As for the searching check query_string:
http://www.elasticsearch.com/docs/elasticsearch/rest_api/query_dsl/query_string_query/

http://www.elasticsearch.com/docs/elasticsearch/rest_api/query_dsl/query_string_query/
Regards,
Lukas

On Sat, Dec 4, 2010 at 6:25 PM, Rich Kroll kroll.rich@gmail.com wrote:

I have a use case where I have just indexed a new document and need to run
a query against it to determine if it is a hit. To further explain the use
case, I have users who specify a query to run against incoming documents,
and if there is a hit, they would like to be notified by email.

I looked at the docs but could not find a way to specify an ID and a
queryString when searching for a document. Can anyone recommend a way to
approach this problem?

Thanks!

--
“We can't solve problems by using the same kind of thinking we used when we
created them.” ~ Albert Einstein


(Rich Kroll) #3

Lukas,
Thanks for taking the time to respond. I have not been using the index API
to specify IDs as I do not want to create an id generation algo when the IDs
provided by ES work perfectly for me already.

I believe I have found a way to get what I need with the following:

curl -XGET 'http://localhost:9200/my_index/my_type/_search?pretty=true' -d '
{
"query" : {
"filtered" : {
"query" : {
"query_string" : {
"query" : "my search query"
}
},
"filter" : {
"term" : { "_id" : "Yg3FWjfHRm62uLdqkl832g" }
}
}
}
}'

The question I have now is - will I run into any problems with visibility of
the document in the index using this strategy? I am hoping that since I was
returned an ID of the indexed document that I can then immediately perform a
search for it.

Regards,

Rich


(Shay Banon) #4

Yes, the indexed doc will not be visible for search until the a schedule refresh kicks in, or you call the refresh API. Regarding the filtered query, thats the way to go, with one enhancement: use "my_type._id" for the field name, and not just _id.

-shay.banon
On Saturday, December 4, 2010 at 9:53 PM, Rich Kroll wrote:

Lukas,
Thanks for taking the time to respond.
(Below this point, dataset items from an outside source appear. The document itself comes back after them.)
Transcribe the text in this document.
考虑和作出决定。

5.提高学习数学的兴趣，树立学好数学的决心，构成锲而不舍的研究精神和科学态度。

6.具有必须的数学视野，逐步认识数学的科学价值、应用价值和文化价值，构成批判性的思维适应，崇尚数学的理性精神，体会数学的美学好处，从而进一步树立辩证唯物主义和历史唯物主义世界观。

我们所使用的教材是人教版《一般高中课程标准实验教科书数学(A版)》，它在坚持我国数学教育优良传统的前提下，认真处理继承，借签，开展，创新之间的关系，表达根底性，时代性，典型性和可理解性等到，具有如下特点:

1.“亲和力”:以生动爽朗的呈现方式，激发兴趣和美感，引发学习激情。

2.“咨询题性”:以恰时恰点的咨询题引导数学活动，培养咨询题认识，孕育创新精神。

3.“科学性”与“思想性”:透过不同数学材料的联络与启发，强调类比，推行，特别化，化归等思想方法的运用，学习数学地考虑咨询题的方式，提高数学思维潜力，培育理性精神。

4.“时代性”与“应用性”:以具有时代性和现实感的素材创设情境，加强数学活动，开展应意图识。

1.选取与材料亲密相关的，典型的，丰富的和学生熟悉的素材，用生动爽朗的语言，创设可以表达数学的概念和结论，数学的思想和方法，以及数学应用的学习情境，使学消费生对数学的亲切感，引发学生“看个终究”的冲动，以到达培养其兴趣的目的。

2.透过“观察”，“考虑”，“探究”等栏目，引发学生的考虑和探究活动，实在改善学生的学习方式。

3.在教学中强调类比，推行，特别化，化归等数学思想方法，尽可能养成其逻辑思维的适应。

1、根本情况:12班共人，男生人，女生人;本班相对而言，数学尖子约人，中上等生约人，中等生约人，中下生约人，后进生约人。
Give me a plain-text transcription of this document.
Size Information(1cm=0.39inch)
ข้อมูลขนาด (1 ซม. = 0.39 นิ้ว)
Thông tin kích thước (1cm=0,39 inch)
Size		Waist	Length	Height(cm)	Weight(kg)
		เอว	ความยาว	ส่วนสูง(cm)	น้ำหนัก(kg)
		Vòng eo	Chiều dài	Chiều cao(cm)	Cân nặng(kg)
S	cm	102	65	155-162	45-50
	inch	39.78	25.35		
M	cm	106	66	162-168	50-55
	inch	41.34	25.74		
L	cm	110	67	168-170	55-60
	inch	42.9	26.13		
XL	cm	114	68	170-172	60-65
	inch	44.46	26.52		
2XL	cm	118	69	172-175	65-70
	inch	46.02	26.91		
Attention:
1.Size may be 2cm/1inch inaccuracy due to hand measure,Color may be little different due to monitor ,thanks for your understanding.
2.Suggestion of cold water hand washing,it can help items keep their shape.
I have not been using the index API to specify IDs as I do not want to create an id generation algo when the IDs provided by ES work perfectly for me already.

I believe I have found a way to get what I need with the following:

curl -XGET 'http://localhost:9200/my_index/my_type/_search?pretty=true' -d '
{
"query" : {
"filtered" : {
"query" : {
"query_string" : {
"query" : "my search query"
}
},
"filter" : {
"term" : { "_id" : "Yg3FWjfHRm62uLdqkl832g" }
}
}
}
}'

The question I have now is - will I run into any problems with visibility of the document in the index using this strategy? I am hoping that since I was returned an ID of the indexed document that I can then immediately perform a search for it.

Regards,

Rich


(Lukáš Vlček) #5

Hi,

as Shay already responded I am just adding links to relevant doc:
http://www.elasticsearch.com/docs/elasticsearch/rest_api/admin/indices/refresh/
http://www.elasticsearch.com/docs/elasticsearch/rest_api/index/#Refresh
refresh_interval:
http://www.elasticsearch.com/docs/elasticsearch/index_modules/

Regards,
Lukas

On Sat, Dec 4, 2010 at 8:53 PM, Rich Kroll kroll.rich@gmail.com wrote:

Lukas,
Thanks for taking the time to respond. I have not been using the index API
to specify IDs as I do not want to create an id generation algo when the IDs
provided by ES work perfectly for me already.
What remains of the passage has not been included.